Ángel Lozano Ortega ejerce su derecho al voto en un colegio electoral de Valladolid
Elecciones en Castilla y León 2026
Así es votar con una discapacidad intelectual: la historia de Ángel
El centro San Juan de Dios de Valladolid promueve talleres y simulacros de voto para hacer las elecciones más accesible a todo el mundo
Ángel Lozano tiene 29 años y una discapacidad intelectual del 46 por ciento. Este 15 de marzo ha ejercido un derecho fundamental que, durante años, no siempre estuvo garantizado para todas las personas con discapacidad: votar. Lo hizo acompañado de su madre en la Universidad Miguel de Cervantes.
«Llevo votando desde que tengo 18 años. Me enseñaron mis padres: cojo mi voto y lo meto en la urna», explicó el joven tras salir del colegio electoral. Para él, participar en las elecciones es algo habitual, una forma de ejercer su autonomía y de formar parte de la vida democrática como cualquier otro ciudadano.
Su madre, Montse Ortega, aseguró que gestos como este tienen un gran valor para su independencia. Acompañarle a votar no es solo un trámite, sino una manera de que pueda participar activamente en decisiones que afectan a toda la sociedad.
La experiencia de Ángel refleja la importancia que tiene para todo el mundo comprender el proceso electoral y ejercer su derecho al voto con seguridad. Precisamente con ese objetivo, el centro San Juan de Dios ha desarrollado una iniciativa para acercar las elecciones a personas con discapacidad intelectual, a través de un simulacro de voto.
Ángel Lozano Ortega, momentos antes de votar, en Valladolid
A través de talleres, materiales adaptados en lectura fácil y un simulacro de votación, el proyecto ha permitido que los participantes comprendan tanto el funcionamiento de las elecciones como el significado de su voto. Los asistentes practican cada paso del proceso: localizar las papeletas, elegir una opción y depositarla en la urna.
«Había una doble dificultad: entender el proceso en sí y comprender el contenido del voto, qué implica elegir una opción política u otra», explicó la directora técnica del centro San Juan de Dios, Noemí Silva.
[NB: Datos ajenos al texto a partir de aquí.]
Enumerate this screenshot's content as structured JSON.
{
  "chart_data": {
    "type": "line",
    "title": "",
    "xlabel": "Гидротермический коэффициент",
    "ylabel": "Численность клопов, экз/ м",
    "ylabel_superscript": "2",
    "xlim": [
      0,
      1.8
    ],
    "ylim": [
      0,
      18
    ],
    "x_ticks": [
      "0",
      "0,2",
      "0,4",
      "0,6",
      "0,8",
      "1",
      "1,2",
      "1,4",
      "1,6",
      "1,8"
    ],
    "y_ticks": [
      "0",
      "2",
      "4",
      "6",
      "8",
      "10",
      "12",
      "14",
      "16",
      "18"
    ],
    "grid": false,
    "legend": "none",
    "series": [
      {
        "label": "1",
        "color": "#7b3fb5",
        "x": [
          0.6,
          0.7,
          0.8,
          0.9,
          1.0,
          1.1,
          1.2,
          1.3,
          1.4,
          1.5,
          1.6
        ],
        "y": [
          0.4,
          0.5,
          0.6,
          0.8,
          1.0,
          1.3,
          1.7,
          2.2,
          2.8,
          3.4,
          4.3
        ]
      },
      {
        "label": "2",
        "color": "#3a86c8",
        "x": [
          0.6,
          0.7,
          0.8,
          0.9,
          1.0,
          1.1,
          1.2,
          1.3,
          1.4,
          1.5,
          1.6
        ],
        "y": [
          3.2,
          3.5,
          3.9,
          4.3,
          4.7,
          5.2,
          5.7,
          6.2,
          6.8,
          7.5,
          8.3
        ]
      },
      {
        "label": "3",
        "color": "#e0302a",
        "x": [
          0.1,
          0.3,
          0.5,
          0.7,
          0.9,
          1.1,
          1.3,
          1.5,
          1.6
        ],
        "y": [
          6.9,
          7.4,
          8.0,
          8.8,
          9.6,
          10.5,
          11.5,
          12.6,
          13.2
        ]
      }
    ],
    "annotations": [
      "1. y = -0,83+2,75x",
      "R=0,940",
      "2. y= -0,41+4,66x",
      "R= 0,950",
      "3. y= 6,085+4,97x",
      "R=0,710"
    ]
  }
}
Por eso, el trabajo se ha centrado en ambas cuestiones para que las personas puedan realizar un voto consciente.
El proyecto surgió a partir del interés de los propios usuarios. «Trabajamos teniendo en cuenta los intereses de las personas a las que apoyamos y una de ellas quería ejercer su derecho al voto. A partir de ahí se desarrolló el proyecto para acercarles al proceso electoral», señaló Silva.
Que todo el mundo comprenda el proceso
Para facilitar el aprendizaje, el centro organizó un simulacro que reprodujo fielmente lo que ocurre el día de las elecciones. Los participantes asumieron distintos roles y practicaron cada fase del proceso. «Intentamos que hagan exactamente lo que van a hacer cuando vayan a votar de verdad. Eso les da mucha seguridad», explicó.
Ángel Lozano Ortega, de 29 años y una discapacidad del 29 %, ha votado este domingo en Valladolid
Desde el centro reconocen que el sistema electoral ha avanzado en materia de inclusión, aunque consideran que todavía hay margen de mejora. «Es un horizonte al que debemos llegar: que todo el mundo pueda comprender el proceso. La lectura comprensiva debería llegar a toda la población», afirmó Silva, quien también destacó el papel de los equipos de validadores que revisan los materiales adaptados para garantizar que sean comprensibles.
El objetivo final es que el derecho al voto pueda ejercerse con libertad, comprensión y sin influencias externas. Algunas personas pueden votar de forma totalmente autónoma, mientras que otras necesitan apoyo, algo que también ocurre con ciudadanos que tienen otro tipo de dificultades, como movilidad reducida.
Historias como la de Ángel muestran precisamente el sentido de este tipo de iniciativas: una democracia más inclusiva en la que todas las personas puedan participar. Porque, más allá del gesto de depositar una papeleta, votar significa formar parte activa de la sociedad.